Dans une équipe de foot, on a onze joueurs avec des aptitudes différentes. Onze attaquants, ça ne marche pas mieux que onze défenseurs. La diversité est nécessaire pour l’emporter. Alors même que l’objectif est simple : marquer des buts.

Dans la société, face à des objectifs innombrables et bien plus complexes, la diversité est d’autant plus indispensable. Comme dans une équipe de foot, moins les joueurs se ressemblent, plus ils ont de chances de se compléter et de réussir des exploits. En conséquence, la politique devrait toujours favoriser la diversité sociale, surtout quand la complexité grimpe tous azimuts.

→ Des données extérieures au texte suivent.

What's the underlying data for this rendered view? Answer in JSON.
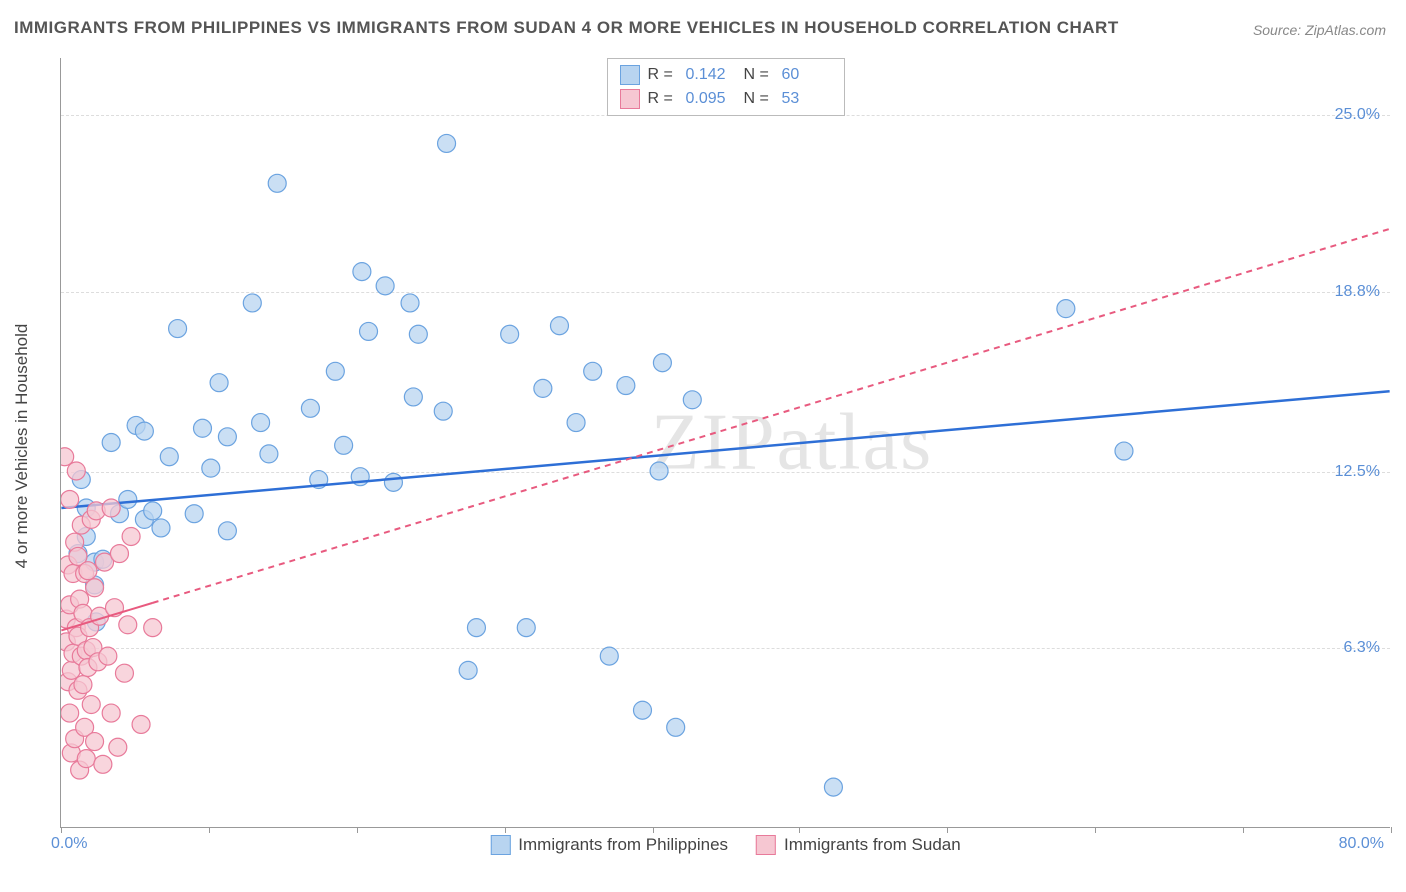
{
  "chart": {
    "type": "scatter",
    "title": "IMMIGRANTS FROM PHILIPPINES VS IMMIGRANTS FROM SUDAN 4 OR MORE VEHICLES IN HOUSEHOLD CORRELATION CHART",
    "source": "Source: ZipAtlas.com",
    "watermark": "ZIPatlas",
    "ylabel": "4 or more Vehicles in Household",
    "xlim": [
      0,
      80
    ],
    "ylim": [
      0,
      27
    ],
    "x_min_label": "0.0%",
    "x_max_label": "80.0%",
    "x_tick_positions": [
      0,
      8.9,
      17.8,
      26.7,
      35.6,
      44.4,
      53.3,
      62.2,
      71.1,
      80
    ],
    "y_ticks": [
      6.3,
      12.5,
      18.8,
      25.0
    ],
    "y_tick_labels": [
      "6.3%",
      "12.5%",
      "18.8%",
      "25.0%"
    ],
    "grid_color": "#dddddd",
    "background_color": "#ffffff",
    "axis_color": "#999999",
    "tick_label_color": "#5b8fd6",
    "legend_stats": {
      "series1": {
        "R_label": "R =",
        "R": "0.142",
        "N_label": "N =",
        "N": "60"
      },
      "series2": {
        "R_label": "R =",
        "R": "0.095",
        "N_label": "N =",
        "N": "53"
      }
    },
    "legend_bottom": {
      "series1_label": "Immigrants from Philippines",
      "series2_label": "Immigrants from Sudan"
    },
    "series": [
      {
        "name": "philippines",
        "marker_fill": "#b8d4f0",
        "marker_stroke": "#6ba3e0",
        "marker_radius": 9,
        "marker_opacity": 0.75,
        "trend_color": "#2e6fd6",
        "trend_width": 2.5,
        "trend_dash": "none",
        "trend_line": {
          "x1": 0,
          "y1": 11.2,
          "x2": 80,
          "y2": 15.3
        },
        "points": [
          [
            1.0,
            9.6
          ],
          [
            1.2,
            12.2
          ],
          [
            1.5,
            10.2
          ],
          [
            1.5,
            11.2
          ],
          [
            2.0,
            9.3
          ],
          [
            2.0,
            8.5
          ],
          [
            2.1,
            7.2
          ],
          [
            2.5,
            9.4
          ],
          [
            3.0,
            13.5
          ],
          [
            3.5,
            11.0
          ],
          [
            4.0,
            11.5
          ],
          [
            4.5,
            14.1
          ],
          [
            5.0,
            10.8
          ],
          [
            5.5,
            11.1
          ],
          [
            5.0,
            13.9
          ],
          [
            6.0,
            10.5
          ],
          [
            6.5,
            13.0
          ],
          [
            7.0,
            17.5
          ],
          [
            8.0,
            11.0
          ],
          [
            8.5,
            14.0
          ],
          [
            9.0,
            12.6
          ],
          [
            9.5,
            15.6
          ],
          [
            10.0,
            10.4
          ],
          [
            10.0,
            13.7
          ],
          [
            11.5,
            18.4
          ],
          [
            12.0,
            14.2
          ],
          [
            12.5,
            13.1
          ],
          [
            13.0,
            22.6
          ],
          [
            15.0,
            14.7
          ],
          [
            15.5,
            12.2
          ],
          [
            16.5,
            16.0
          ],
          [
            17.0,
            13.4
          ],
          [
            18.1,
            19.5
          ],
          [
            18.5,
            17.4
          ],
          [
            18.0,
            12.3
          ],
          [
            19.5,
            19.0
          ],
          [
            20.0,
            12.1
          ],
          [
            21.0,
            18.4
          ],
          [
            21.2,
            15.1
          ],
          [
            21.5,
            17.3
          ],
          [
            23.0,
            14.6
          ],
          [
            23.2,
            24.0
          ],
          [
            24.5,
            5.5
          ],
          [
            25.0,
            7.0
          ],
          [
            27.0,
            17.3
          ],
          [
            28.0,
            7.0
          ],
          [
            29.0,
            15.4
          ],
          [
            30.0,
            17.6
          ],
          [
            31.0,
            14.2
          ],
          [
            32.0,
            16.0
          ],
          [
            33.0,
            6.0
          ],
          [
            34.0,
            15.5
          ],
          [
            35.0,
            4.1
          ],
          [
            36.0,
            12.5
          ],
          [
            36.2,
            16.3
          ],
          [
            37.0,
            3.5
          ],
          [
            38.0,
            15.0
          ],
          [
            46.5,
            1.4
          ],
          [
            60.5,
            18.2
          ],
          [
            64.0,
            13.2
          ]
        ]
      },
      {
        "name": "sudan",
        "marker_fill": "#f6c7d2",
        "marker_stroke": "#e87a9a",
        "marker_radius": 9,
        "marker_opacity": 0.75,
        "trend_color": "#e85a7f",
        "trend_width": 2,
        "trend_dash": "6,5",
        "trend_solid_until_x": 5.5,
        "trend_line": {
          "x1": 0,
          "y1": 6.9,
          "x2": 80,
          "y2": 21.0
        },
        "points": [
          [
            0.2,
            13.0
          ],
          [
            0.3,
            6.5
          ],
          [
            0.3,
            7.3
          ],
          [
            0.4,
            5.1
          ],
          [
            0.4,
            9.2
          ],
          [
            0.5,
            4.0
          ],
          [
            0.5,
            11.5
          ],
          [
            0.5,
            7.8
          ],
          [
            0.6,
            2.6
          ],
          [
            0.6,
            5.5
          ],
          [
            0.7,
            8.9
          ],
          [
            0.7,
            6.1
          ],
          [
            0.8,
            10.0
          ],
          [
            0.8,
            3.1
          ],
          [
            0.9,
            7.0
          ],
          [
            0.9,
            12.5
          ],
          [
            1.0,
            4.8
          ],
          [
            1.0,
            6.7
          ],
          [
            1.0,
            9.5
          ],
          [
            1.1,
            2.0
          ],
          [
            1.1,
            8.0
          ],
          [
            1.2,
            6.0
          ],
          [
            1.2,
            10.6
          ],
          [
            1.3,
            5.0
          ],
          [
            1.3,
            7.5
          ],
          [
            1.4,
            3.5
          ],
          [
            1.4,
            8.9
          ],
          [
            1.5,
            6.2
          ],
          [
            1.5,
            2.4
          ],
          [
            1.6,
            9.0
          ],
          [
            1.6,
            5.6
          ],
          [
            1.7,
            7.0
          ],
          [
            1.8,
            4.3
          ],
          [
            1.8,
            10.8
          ],
          [
            1.9,
            6.3
          ],
          [
            2.0,
            8.4
          ],
          [
            2.0,
            3.0
          ],
          [
            2.1,
            11.1
          ],
          [
            2.2,
            5.8
          ],
          [
            2.3,
            7.4
          ],
          [
            2.5,
            2.2
          ],
          [
            2.6,
            9.3
          ],
          [
            2.8,
            6.0
          ],
          [
            3.0,
            4.0
          ],
          [
            3.0,
            11.2
          ],
          [
            3.2,
            7.7
          ],
          [
            3.4,
            2.8
          ],
          [
            3.5,
            9.6
          ],
          [
            3.8,
            5.4
          ],
          [
            4.0,
            7.1
          ],
          [
            4.2,
            10.2
          ],
          [
            4.8,
            3.6
          ],
          [
            5.5,
            7.0
          ]
        ]
      }
    ]
  }
}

Ainsi, il ne me viendrait jamais à l’esprit d’être contre l’immigration (ce n’est même pas un choix moral). Une étude dont j’ai oublié la référence a d’ailleurs montré qu’aux États-Unis le nombre de brevets déposés diminuait quand la politique migratoire se durcissait.

La diversité peut s’évaluer objectivement en traçant des power law. Par exemple, on représente en ordonnée le nombre de fois où les mots d’un texte sont utilisés, en abscisse le classement des mots (en premier le plus usité et ainsi de suite). Sur une échelle logarithmique, on obtient une droite. En fonction de sa pente, il devient possible de comparer le style des écrivains et d’évaluer la richesse de leur vocabulaire (plus la pente est faible plus l’usage des mots est divers).

Usage des mots dans tous les livres anglais du projet Gutenberg
Usage des mots dans tous les livres anglais du projet Gutenberg

Cette technique est utilisable dans tous les domaines. On peut classer les médias par leur audience. Les best-sellers. Le nombre de candidats aux élections. L’évolution de la power law nous apprend si la société s’oriente vers plus ou moins de diversité.

Quand je constate qu’apparemment internet ne participe pas à la diversification, je ne fais ni preuve de pessimisme, j’observe, ni d’élitisme, j’observe (et si je me trompe dans mes observations, je serai le premier à m’en réjouir). Les metrics montrent simplement un déficit global, provisoire, j’espère. Nous ne semblons pas nous diriger vers plus de diversité, mais vers moins de diversité. Je ne peux pas prétendre le contraire ou continuer à m’illusionner comme je l’ai fait par le passé.

La diversité est nécessaire dans un monde complexe. C’est le chemin vers un surplus d’intelligence collective et de bonheur individuel. Il ne s’agit pas de croiser toutes les propositions issue de la diversité pour faire émerger un consensus, mais bien de faire cohabiter des multitudes d’expériences, chacune représentant autant d’idées à mettre en concurrence dans une soupe évolutive sociale.

Quelle que soit la tendance globale actuelle, chacun de nous peut toujours cultiver son individuation et beaucoup le font. Pas d’autres choix pour nous que d’avancer sur notre route tout en incitant les gens autour de nous à suivre la leur.

Contrairement aux rêves des utopistes et à la propagande incessante des startupers, internet à lui seul ne suffit pas à mettre en marche l’humanité. Il n’existe aucun effet mécanique positif. Seul un travail sur soi a ce pouvoir, mais il faut bien admettre que l’environnement social peut favoriser cet élan. Facebook, par exemple, me paraît plus abrutissant qu’autre chose quand on l’utilise sans modération. Et les créateurs de ces services ont tout à gagner du manque de diversité (sinon nous nous partagerions entre des millions de sites plutôt que nous précipiter comme des mouches sur quelques points trop sucrés).

En passant aux mains des entreprises, le Net a tourné le dos à sa diversification congénitale. On traque désormais les comportements d’ensemble à l’aide d’algorithmes pour nous transformer en moutons. Les sites testent en continu des variations d’eux-mêmes jusqu’à trouver les plus addictives. Nous sommes devenus des clients. Plus nous nous ressemblons, plus nous sommes de bonnes poires.

De même, les hommes politiques des grands partis s’opposent également à la diversité. Ils n’ont rien à gagner d’une dispersion des voix et d’une grande incertitude lors des scrutins. D’où leur manque d’empressement à développer l’éducation populaire et la culture. Et je pourrais dire de même des journalistes, des éditeurs, de tous les acteurs de la culture marchande.

Tel est notre monde en crise. Nous nous crispons alors que nous devrions nous détendre. Comment inverser les choses ? Déjà, en prenant conscience. Je ne fais que partager une petite lumière qui s’éveille en moi. À partir d’un constat lucide, nous pouvons nous mettre au travail et bâtir une économie de paix pérenne.